Site-specific characterization of glycosylation requires intact glycopeptide analysis, and recent efforts have focused on how to best interrogate glycopeptides using tandem mass spectrometry (MS/MS). Beam-type collisional activation, i.e., higher-energy collisional dissociation (HCD), has been a valuable approach, but stepped collision energy HCD (sceHCD) and electron transfer dissociation with HCD supplemental activation (EThcD) have emerged as potentially more suitable alternatives. Both sceHCD and EThcD have been used with success in large-scale glycoproteomic experiments, but they each incur some degree of compromise. Most progress has occurred in the area N-glycoproteomics. There is growing interest in extending this progress to O-glycoproteomics, which necessitates comparisons of method performance for the two classes of glycopeptides. Here, we systematically explore the advantages and disadvantages of conventional HCD, sceHCD, ETD, and EThcD for intact glycopeptide analysis and determine their suitability for both N- and O-glycoproteomic applications. For N-glycopeptides, HCD and sceHCD generate similar numbers of identifications, although sceHCD generally provides higher quality spectra. Both significantly outperform EThcD methods, indicating that ETD-based methods are not required for routine N-glycoproteomics. Conversely, ETD-based methods, especially EThcD, are indispensable for site-specific analyses of O-glycopeptides. Our data show that O-glycopeptides cannot be robustly characterized with HCD-centric methods that are sufficient for N-glycopeptides, and glycoproteomic methods aiming to characterize O-glycopeptides must be constructed accordingly.

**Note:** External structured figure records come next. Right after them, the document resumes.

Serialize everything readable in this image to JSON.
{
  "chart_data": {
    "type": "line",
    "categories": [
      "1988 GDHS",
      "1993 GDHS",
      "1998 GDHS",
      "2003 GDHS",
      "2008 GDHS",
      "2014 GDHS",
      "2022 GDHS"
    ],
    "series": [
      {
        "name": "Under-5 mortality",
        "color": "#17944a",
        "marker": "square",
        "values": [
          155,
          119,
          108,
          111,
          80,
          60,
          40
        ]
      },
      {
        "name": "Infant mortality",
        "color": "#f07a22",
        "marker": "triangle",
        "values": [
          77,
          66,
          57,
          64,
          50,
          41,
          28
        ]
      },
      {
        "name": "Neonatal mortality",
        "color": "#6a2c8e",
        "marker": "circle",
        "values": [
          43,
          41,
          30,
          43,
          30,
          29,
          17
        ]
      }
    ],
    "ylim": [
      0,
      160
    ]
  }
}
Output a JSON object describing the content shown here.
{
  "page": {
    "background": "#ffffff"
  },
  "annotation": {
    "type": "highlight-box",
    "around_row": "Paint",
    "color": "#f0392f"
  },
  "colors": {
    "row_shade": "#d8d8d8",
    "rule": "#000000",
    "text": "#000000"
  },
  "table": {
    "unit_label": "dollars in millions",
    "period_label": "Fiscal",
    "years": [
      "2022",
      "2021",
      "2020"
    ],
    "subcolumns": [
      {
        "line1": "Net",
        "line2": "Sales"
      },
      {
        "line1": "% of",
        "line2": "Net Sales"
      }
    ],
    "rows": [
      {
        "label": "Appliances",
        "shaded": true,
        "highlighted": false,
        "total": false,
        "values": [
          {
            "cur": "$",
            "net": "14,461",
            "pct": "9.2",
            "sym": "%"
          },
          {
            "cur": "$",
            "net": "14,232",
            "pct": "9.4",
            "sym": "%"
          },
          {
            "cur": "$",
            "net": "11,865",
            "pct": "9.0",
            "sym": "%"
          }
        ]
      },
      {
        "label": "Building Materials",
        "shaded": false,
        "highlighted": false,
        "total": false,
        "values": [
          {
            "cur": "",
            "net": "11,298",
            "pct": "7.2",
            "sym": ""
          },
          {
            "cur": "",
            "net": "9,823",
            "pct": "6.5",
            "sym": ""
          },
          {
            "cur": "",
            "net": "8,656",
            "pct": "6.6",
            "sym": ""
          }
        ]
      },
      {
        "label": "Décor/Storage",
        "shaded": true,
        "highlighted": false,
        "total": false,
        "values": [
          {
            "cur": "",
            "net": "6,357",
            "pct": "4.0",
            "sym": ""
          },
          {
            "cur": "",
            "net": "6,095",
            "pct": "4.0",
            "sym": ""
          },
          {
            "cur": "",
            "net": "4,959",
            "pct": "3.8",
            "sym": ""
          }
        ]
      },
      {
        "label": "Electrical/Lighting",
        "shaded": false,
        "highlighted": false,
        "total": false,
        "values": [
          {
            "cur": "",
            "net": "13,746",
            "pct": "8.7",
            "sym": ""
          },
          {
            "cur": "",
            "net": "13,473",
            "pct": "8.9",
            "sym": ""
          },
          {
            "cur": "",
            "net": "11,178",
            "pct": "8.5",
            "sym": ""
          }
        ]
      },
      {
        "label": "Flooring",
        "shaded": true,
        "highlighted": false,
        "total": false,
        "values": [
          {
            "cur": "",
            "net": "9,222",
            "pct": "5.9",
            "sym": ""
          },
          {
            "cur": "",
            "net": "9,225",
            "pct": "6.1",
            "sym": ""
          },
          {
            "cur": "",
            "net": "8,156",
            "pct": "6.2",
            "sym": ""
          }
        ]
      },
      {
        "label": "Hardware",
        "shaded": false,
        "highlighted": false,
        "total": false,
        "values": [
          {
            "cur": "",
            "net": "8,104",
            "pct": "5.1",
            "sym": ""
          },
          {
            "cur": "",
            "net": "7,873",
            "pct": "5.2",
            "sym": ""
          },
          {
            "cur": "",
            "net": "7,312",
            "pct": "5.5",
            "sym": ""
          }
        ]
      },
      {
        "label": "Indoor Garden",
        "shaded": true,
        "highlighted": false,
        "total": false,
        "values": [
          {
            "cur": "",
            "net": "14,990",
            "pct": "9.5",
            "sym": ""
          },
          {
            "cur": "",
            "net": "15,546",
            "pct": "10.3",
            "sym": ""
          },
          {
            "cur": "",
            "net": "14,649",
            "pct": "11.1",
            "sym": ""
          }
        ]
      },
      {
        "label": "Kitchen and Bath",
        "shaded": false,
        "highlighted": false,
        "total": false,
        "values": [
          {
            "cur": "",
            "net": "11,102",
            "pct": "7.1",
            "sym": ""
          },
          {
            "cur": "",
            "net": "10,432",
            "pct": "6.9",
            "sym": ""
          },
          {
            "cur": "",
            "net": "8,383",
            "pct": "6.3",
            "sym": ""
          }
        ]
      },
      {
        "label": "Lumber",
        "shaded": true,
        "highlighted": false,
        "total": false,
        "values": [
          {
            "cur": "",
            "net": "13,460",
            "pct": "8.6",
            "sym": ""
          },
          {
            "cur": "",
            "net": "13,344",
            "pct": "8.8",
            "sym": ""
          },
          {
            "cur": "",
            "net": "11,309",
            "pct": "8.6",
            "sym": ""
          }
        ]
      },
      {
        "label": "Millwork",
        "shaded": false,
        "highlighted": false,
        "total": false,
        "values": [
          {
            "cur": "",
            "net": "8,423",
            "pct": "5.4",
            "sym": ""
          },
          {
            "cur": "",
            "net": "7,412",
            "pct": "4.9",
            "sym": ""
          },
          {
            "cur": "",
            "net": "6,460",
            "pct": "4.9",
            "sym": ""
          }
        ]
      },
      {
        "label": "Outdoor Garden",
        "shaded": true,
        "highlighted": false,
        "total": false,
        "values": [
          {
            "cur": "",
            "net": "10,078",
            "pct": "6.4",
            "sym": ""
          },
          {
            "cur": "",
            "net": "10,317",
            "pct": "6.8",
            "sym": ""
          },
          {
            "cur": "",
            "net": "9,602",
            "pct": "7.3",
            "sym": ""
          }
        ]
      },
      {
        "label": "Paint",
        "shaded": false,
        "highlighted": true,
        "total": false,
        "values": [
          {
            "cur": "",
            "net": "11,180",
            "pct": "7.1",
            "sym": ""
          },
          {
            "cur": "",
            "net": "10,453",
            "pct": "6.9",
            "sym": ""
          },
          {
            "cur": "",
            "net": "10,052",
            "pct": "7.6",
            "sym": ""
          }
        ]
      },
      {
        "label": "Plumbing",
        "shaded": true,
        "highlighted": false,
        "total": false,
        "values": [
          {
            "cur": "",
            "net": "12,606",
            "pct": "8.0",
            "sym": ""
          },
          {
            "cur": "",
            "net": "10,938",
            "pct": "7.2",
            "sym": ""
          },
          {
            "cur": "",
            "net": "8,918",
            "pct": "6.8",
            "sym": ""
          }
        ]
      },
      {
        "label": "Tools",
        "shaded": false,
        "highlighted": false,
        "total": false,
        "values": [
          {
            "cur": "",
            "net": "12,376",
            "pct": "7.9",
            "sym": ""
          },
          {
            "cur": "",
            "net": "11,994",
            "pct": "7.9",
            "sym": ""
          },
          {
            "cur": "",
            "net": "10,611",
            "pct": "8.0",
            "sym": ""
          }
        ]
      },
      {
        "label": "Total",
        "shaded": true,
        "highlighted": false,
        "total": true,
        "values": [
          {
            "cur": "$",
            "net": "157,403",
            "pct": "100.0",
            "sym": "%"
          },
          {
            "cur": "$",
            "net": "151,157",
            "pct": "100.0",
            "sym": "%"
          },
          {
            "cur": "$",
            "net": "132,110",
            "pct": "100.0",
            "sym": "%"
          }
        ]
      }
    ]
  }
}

糖基化的位点特异性表征需要完整的糖肽分析，并且最近的工作集中在如何使用串联质谱法（MS / MS）最佳地询问糖肽上。束型碰撞活化，即高能碰撞解离（HCD），已经成为一种有价值的方法，但是逐步碰撞能HCD（sceHCD）和电子转移离解与HCD辅助活化（EThcD）已成为潜在的更合适的替代方法。sceHCD和EThcD都已成功用于大规模糖蛋白组学实验，但是它们各自都会产生一定程度的折衷。大多数进展发生在N-糖代谢组学领域。越来越多的兴趣将这一进展扩展到O-糖蛋白组学领域，这需要对两种糖肽类的方法性能进行比较。这里，我们系统地探讨了完整的糖肽分析中常规HCD，sceHCD，ETD和EThcD的优缺点，并确定了它们对于N-和O-糖脂应用的适用性。对于N-糖肽，HCD和sceHCD产生的识别数相似，尽管sceHCD通常提供更高质量的光谱。两种方法均明显优于EThcD方法，这表明常规N-糖代谢组学不需要基于ETD的方法。相反，基于ETD的方法，尤其是EThcD，对于O-糖肽的位点特异性分析是必不可少的。我们的数据表明，不能以足以用于N-糖肽的HCD中心方法对O-糖肽进行稳健的表征，必须相应构建旨在表征O-糖肽的糖蛋白组学方法。